Quindi le tue conoscenze su Parenzo sono abbastanza lontane?
“Conosco Parenzo da tanto tempo. Un po’ perché già da ragazzino vi venivo durante le vacanze. Più tardi le opportunità di lavoro mi hanno portato qui. Prima mi occupavo di altre cose: lavoravo nell’immobiliare, nel finanziario. Il mio è stato un avvicinamento graduale a Parenzo: prima trascorrevo le vacanze, poi venivo qui in visita a mio padre, che ci viveva stabilmente, mentre noi con la mamma eravamo a Trieste. Poi c’è stata l’occasione di lavoro, ho conosciuto mia moglie, che è di Parenzo, ho imparato la lingua croata. Sono tra i pochi cittadini italiani qui residenti che hanno avuto l’interesse d’imparare il croato”.

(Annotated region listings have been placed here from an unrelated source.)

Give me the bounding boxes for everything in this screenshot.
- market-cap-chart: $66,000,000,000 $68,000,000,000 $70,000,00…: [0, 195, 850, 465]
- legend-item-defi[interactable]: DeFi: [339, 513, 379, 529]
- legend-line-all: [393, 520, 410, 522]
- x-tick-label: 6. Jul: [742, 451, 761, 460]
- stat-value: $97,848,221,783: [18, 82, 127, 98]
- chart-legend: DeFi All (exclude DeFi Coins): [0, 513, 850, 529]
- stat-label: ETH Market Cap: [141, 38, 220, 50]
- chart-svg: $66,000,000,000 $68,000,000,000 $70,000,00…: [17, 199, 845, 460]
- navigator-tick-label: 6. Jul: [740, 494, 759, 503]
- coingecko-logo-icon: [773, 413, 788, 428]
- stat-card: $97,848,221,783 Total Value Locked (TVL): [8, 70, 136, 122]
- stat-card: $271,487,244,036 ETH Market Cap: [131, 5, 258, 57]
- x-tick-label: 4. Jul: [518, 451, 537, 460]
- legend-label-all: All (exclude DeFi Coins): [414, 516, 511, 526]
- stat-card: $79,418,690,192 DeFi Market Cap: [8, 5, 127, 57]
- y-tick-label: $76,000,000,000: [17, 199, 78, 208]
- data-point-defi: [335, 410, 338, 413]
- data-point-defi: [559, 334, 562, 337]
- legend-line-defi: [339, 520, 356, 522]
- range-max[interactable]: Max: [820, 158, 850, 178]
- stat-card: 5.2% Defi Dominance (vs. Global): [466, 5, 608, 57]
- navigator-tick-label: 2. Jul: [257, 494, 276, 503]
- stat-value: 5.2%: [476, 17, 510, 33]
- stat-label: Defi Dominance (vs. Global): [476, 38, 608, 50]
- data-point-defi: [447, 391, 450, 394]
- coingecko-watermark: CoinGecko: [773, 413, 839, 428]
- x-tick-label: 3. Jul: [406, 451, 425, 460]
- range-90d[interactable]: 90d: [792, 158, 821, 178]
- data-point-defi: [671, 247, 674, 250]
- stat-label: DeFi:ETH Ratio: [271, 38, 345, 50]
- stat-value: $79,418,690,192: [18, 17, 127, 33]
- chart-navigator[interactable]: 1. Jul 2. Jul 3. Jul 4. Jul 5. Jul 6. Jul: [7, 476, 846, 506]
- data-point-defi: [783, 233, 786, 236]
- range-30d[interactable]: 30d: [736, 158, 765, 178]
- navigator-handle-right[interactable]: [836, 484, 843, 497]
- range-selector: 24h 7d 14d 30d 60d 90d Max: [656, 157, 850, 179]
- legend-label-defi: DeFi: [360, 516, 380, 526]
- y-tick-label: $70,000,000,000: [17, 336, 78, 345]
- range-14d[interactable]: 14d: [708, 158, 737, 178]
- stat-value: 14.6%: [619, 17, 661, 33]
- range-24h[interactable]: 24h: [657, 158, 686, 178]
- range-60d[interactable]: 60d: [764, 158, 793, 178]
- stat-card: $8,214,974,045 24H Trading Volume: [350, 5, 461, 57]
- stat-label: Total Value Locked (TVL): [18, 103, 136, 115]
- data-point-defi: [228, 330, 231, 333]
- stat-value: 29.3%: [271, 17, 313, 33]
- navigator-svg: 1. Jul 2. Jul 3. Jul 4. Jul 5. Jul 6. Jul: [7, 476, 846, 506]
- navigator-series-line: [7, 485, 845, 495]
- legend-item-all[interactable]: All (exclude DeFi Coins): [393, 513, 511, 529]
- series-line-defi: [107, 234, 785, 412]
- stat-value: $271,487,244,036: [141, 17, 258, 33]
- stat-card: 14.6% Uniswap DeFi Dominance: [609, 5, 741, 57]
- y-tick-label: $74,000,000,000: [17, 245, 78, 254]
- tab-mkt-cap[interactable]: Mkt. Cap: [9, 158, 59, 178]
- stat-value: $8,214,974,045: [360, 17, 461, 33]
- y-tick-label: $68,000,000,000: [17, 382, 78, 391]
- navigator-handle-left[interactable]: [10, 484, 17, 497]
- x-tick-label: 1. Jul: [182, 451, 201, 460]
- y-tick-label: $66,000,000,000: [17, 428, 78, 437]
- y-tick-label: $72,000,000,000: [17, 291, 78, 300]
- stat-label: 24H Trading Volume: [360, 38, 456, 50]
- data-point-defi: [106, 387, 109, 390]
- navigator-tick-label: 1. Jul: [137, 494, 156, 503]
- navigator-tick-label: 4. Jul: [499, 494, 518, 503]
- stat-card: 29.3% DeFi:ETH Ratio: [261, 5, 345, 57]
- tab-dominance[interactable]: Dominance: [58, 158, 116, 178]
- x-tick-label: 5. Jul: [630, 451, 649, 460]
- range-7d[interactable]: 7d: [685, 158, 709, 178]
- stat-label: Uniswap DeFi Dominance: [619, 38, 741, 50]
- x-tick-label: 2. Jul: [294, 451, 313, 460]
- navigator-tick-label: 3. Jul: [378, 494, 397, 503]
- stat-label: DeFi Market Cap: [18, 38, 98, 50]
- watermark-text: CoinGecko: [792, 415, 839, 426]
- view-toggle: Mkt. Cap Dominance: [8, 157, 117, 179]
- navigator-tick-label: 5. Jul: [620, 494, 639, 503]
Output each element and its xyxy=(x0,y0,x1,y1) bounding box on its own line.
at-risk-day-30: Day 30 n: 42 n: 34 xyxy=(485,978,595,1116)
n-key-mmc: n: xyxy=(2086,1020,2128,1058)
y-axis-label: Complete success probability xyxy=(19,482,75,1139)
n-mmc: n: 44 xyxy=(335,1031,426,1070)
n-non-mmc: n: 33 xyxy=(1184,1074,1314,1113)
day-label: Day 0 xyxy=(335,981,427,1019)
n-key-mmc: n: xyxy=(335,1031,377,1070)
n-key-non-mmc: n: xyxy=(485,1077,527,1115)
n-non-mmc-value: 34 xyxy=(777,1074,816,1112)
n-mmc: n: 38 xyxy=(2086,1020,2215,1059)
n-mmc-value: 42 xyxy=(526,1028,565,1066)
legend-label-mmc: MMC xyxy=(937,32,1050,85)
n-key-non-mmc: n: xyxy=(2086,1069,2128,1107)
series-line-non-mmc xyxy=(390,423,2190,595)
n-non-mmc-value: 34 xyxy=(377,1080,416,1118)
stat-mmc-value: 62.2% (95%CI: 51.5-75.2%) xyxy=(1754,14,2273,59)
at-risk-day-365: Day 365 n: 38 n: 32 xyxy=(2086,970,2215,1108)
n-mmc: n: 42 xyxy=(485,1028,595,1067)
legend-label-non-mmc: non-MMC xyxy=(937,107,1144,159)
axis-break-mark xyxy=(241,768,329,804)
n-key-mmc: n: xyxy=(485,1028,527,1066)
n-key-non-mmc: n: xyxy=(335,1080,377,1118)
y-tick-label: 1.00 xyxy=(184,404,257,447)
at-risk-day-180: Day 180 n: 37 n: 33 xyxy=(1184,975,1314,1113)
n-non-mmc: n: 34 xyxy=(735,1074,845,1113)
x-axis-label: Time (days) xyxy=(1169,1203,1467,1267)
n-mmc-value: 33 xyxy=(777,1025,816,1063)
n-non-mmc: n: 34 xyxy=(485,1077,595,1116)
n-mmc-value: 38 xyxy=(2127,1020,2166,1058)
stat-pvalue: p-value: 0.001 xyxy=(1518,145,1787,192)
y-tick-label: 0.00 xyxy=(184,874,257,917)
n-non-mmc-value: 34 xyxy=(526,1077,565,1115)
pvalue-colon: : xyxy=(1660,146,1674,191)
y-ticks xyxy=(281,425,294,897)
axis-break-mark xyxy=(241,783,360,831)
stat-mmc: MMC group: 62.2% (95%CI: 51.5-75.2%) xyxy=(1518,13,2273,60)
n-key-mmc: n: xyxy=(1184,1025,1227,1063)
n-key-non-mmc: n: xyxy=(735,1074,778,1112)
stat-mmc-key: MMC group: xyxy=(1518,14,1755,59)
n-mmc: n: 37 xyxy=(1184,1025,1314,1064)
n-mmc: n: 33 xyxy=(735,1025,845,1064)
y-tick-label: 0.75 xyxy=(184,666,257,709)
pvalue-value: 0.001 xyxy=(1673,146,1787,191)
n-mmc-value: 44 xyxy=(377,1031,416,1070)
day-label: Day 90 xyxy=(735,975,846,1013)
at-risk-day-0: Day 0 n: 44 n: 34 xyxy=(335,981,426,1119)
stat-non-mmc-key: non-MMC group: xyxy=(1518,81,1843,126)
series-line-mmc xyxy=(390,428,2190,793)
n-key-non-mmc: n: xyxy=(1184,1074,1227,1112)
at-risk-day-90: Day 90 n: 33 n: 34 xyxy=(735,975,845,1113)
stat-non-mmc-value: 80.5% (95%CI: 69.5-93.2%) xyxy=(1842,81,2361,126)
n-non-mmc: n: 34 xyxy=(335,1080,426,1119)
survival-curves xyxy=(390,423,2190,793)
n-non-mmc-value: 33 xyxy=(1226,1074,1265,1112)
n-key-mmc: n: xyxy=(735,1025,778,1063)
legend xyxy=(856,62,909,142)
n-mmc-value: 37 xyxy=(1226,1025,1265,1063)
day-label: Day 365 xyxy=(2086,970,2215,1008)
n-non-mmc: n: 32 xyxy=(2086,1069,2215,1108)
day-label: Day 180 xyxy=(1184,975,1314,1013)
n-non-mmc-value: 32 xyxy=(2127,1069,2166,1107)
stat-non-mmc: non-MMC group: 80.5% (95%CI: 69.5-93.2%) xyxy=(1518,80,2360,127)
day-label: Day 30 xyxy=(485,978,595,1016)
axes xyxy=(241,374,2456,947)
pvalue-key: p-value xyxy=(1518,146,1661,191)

Fai parte di questo fenomeno migratorio che potremmo dire al contrario, rispetto a quello tristemente noto del secondo dopoguerra che ha coinvolto queste terre. Non ti è stato difficile integrarti?
“No. Per qualcun altro forse lo sarebbe stato, ma dipende dalla mentalità, dall’apertura di chi viene qua. Credo che non sia difficile integrarsi a Parenzo, perché molti parlano la lingua italiana. Quando sono venuto a lavorare al Casino tutti s’esprimevano in italiano o in dialetto e quindi nei primi anni non ho avuto bisogno d’imparare il croato. Chi viene qua, gira per la città, va al mercato… incontra gente che s’esprime in lingua italiana e riesce a trovarsi molto bene. Io ho iniziato a frequentare gente croata che non parlava l’italiano e piano a piano, registrando e ripetendo le parole, ho imparato questa lingua e oggi son tanti anni che la conosco e l’uso. Mi sento veramente integrato. A volte manca, da parte di chi viene, quel piccolo passo in più, la volontà di avvicinarsi. Se uno resta al solo uso dell’italiano, rimarrà turista per sempre: io ho fatto quel passo in più e mi sono trovato bene accolto e riconosciuto da tutti. ‘Ti si naš’, mi dicevano e io rispondevo ‘Ne nisam vaš’; un po’ di nazionalismo viene sempre fuori, ma mi hanno accolto bene perché io mi sono aperto. Per essere accolti bisogna dare. Conosco degli italiani che si sono trasferiti qui e più che il triestino non vogliono usare altro idioma. Ok, ti capiscono molti, ma non tutti. C’è stata un’immigrazione, gente che viene qui per lavorare da altre parti, che si ferma”.

Tuo figlio ha frequentato l’elementare italiana “Bernardo Parentin” di Parenzo e ora la “Leonardo Da Vinci” di Buie?
“Mio figlio frequenta la scuola italiana. Ho voluto che acquisisca un po’ della mia cultura e della mia tradizione e che la porti avanti. Della scuola italiana parentina mi piace il fatto che si tratta come d’una famiglia, in cui i ragazzi sono ben seguiti e conosciuti e quindi ci siamo trovati bene”.

A un certo punto hai iniziato a gestire la pizzeria “La riva”?
“L’attività di mio padre, un po’ per la sua età, un po’ per mutamenti economici, andava un po’ scemando. Ho avuto l’occasione, 17 anni fa, di prendere in mano “La riva”, già nota come bar locale. Ho mantenuto e continuato la tradizione del gelato e delle torte, dell’apertura alle famiglie, agli studenti e ai giovani di Parenzo. Ho soltanto aggiunto un po’ della mia cultura, stando sempre attento alla qualità dei materiali. Ho integrato un po’ la qualità dei materiali con quella che era la tradizione del locale ed è andata molto bene”.

La ricetta per una buona pizza qual è?
“Come quando parliamo d’una buona torta o di un buon arrosto, tutto sta nella conoscenza delle materie prime, che bisogna conoscere, saper scegliere e sfruttare al meglio. Si deve saper sfruttare le caratteristiche delle farine adatte alla preparazione della pizza. Non si può troppo spesso fare la pizza in maniera veloce. Le farine sono diverse e ognuna ha bisogno dei suoi tempi, per cui la pizza è un prodotto su cui si lavora da un giorno all’altro, andando sempre alla ricerca dei buoni ingredienti”.